Statistical analysis

Characteristics of participants were reported as mean (SD) for continuous variables and frequency for categorical variables by the numbers of ACEs. Chi-square test and one-way analysis of variance (ANOVA) were used to compare categorical and continuous variables respectively. The directed acyclic graph (DAG) was employed for initial identification of conditional dependencies and causal relationships between variables, as well as for the demonstration of the primary confounders requiring adjustment54.

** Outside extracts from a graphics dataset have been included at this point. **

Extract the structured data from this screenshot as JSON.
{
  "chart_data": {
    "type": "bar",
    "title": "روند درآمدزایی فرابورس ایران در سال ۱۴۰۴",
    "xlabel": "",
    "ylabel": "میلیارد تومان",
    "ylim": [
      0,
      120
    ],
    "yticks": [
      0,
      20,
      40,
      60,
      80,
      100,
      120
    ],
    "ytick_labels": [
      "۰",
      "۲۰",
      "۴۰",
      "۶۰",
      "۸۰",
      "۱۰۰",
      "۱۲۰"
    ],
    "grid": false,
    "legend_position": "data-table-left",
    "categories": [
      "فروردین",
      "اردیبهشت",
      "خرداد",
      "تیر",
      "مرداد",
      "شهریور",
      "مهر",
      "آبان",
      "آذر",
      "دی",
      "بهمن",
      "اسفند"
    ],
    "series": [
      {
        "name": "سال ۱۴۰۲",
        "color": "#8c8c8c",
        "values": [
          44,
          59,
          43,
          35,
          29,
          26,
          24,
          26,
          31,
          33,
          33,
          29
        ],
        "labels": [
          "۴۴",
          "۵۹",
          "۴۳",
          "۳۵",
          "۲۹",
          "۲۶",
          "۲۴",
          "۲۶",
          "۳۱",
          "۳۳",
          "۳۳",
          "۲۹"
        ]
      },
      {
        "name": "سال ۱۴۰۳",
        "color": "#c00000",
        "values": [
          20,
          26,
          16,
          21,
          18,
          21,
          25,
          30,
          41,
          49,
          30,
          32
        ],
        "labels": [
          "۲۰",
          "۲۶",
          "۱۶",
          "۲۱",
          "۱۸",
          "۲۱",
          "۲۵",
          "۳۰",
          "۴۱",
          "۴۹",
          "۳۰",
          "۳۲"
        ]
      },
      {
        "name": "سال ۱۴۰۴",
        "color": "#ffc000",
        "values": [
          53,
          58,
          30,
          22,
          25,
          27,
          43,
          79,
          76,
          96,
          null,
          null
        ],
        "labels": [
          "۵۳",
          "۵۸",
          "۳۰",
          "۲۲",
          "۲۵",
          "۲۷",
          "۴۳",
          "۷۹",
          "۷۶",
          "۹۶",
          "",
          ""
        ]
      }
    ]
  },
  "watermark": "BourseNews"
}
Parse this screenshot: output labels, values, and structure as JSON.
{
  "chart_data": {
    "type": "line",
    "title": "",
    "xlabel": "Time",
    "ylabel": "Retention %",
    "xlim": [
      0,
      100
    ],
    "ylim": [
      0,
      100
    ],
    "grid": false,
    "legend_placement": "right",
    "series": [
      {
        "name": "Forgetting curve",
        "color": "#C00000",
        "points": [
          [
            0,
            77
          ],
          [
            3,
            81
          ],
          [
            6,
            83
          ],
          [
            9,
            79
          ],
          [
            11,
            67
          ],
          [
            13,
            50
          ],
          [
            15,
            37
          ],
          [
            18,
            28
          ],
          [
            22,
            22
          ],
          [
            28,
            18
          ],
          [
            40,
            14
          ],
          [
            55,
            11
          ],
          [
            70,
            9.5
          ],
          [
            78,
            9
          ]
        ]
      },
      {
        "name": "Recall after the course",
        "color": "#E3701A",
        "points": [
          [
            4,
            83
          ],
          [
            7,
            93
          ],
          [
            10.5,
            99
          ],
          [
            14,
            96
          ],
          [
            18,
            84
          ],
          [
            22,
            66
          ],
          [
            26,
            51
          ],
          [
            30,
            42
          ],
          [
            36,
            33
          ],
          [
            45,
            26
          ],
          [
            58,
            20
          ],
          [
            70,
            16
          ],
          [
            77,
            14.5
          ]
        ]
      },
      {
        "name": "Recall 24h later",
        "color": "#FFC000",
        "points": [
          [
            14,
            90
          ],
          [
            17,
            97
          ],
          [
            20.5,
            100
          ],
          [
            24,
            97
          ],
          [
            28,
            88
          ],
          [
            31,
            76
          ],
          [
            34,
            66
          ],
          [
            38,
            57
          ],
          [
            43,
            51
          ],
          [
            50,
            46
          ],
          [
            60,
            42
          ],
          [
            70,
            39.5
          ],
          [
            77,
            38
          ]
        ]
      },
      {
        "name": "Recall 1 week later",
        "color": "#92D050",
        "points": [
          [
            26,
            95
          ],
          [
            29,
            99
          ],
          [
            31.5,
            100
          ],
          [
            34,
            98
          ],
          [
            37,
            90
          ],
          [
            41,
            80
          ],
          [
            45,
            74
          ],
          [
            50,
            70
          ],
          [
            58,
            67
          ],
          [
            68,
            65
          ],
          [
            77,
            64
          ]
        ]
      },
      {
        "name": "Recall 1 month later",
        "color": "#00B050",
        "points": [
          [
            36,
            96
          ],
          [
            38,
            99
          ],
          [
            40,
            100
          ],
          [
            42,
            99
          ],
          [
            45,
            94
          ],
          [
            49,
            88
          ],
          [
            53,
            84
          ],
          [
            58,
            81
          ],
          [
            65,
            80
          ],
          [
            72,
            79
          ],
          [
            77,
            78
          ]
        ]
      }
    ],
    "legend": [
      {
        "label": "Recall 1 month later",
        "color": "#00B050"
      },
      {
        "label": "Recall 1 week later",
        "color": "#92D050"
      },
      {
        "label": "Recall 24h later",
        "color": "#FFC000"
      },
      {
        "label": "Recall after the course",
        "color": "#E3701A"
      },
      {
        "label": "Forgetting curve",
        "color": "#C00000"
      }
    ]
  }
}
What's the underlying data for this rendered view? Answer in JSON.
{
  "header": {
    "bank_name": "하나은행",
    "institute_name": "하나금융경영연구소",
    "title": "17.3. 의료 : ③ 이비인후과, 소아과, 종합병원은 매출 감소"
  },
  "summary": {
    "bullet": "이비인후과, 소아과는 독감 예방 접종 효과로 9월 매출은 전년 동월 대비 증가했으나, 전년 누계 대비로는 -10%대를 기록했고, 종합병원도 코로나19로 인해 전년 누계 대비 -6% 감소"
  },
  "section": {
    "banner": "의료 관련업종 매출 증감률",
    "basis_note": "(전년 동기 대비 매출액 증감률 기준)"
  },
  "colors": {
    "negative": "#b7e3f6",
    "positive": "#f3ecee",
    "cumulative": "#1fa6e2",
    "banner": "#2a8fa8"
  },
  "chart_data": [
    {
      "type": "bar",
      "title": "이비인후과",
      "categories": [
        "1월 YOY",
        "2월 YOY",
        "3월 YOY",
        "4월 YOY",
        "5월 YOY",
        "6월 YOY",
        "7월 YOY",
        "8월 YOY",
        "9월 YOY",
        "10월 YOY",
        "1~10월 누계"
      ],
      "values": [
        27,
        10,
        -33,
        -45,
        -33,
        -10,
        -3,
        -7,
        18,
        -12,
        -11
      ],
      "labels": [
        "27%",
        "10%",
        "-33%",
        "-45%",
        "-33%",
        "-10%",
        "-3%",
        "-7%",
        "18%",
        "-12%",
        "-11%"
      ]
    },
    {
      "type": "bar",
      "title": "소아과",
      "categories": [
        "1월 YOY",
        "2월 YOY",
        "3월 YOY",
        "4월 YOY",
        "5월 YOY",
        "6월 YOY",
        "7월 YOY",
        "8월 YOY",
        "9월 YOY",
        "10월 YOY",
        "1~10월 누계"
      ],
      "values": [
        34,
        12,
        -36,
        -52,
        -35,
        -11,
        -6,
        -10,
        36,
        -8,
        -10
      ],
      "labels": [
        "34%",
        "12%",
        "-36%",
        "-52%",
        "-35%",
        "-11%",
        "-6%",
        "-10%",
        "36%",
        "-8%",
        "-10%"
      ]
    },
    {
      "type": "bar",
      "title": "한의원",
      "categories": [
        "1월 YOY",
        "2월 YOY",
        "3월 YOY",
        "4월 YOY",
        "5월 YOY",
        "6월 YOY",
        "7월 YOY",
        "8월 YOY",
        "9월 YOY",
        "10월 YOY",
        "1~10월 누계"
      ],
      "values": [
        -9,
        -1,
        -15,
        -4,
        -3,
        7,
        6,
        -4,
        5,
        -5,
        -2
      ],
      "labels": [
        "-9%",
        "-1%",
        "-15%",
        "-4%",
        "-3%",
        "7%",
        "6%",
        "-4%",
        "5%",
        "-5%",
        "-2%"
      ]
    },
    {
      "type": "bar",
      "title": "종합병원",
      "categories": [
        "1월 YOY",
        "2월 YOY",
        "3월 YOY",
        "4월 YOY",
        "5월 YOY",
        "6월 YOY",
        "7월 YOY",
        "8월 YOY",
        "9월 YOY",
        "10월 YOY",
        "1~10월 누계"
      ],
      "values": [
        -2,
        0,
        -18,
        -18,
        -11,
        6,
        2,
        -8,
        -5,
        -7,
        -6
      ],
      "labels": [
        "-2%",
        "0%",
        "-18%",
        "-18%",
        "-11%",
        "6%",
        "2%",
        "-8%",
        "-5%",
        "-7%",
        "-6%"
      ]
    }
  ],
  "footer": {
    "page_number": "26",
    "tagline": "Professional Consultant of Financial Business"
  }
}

Moreover, we used linear regression and logistic regression to assess the association of number of ACEs with hemoglobin concentrations and anemia, respectively. Three models were developed with adjustment for different covariates. Model 1 was adjusted for sex, age, education, and childhood socioeconomic status based on DAGs. This was deemed appropriate since a distinct temporal sequence existed between ACEs and anemia in the elderly, and events that occurred beyond the age of 18 were not considered confounders of the association between ACEs and anemia in the elderly. To explore potential mediating effects, Model 2 was additionally adjusted for other demographic factors and Model 3 was further adjusted for lifestyle factors, including smoking status, alcohol use, physical activity. Body mass index, chronic diseases, as well as inflammatory status were also adjusted in Model 3. Furthermore, we also conducted interaction tests and stratification analysis to explore potential moderation effect of sex, age, education or income level, and analyzed in men and women separately. As hematocrit (%) is another indicator of anemia55, sensitivity analyses on the associations between ACEs and hematocrit were done. Moreover, another sensitivity analysis excluding participants with MCV less than 78 femtoliter (fL) or MCH less than 25.5 picogram (pg), who were considered to have hypochromic anemia and thalassemia, was perform56,57. We also tested the associations of each specific ACEs with anemia. Stata 16.0 version (STATA Corp LP, College Station, Texas, USA) was used for statistical analysis. All tests were two-sided and P < 0.05 was statistically significant.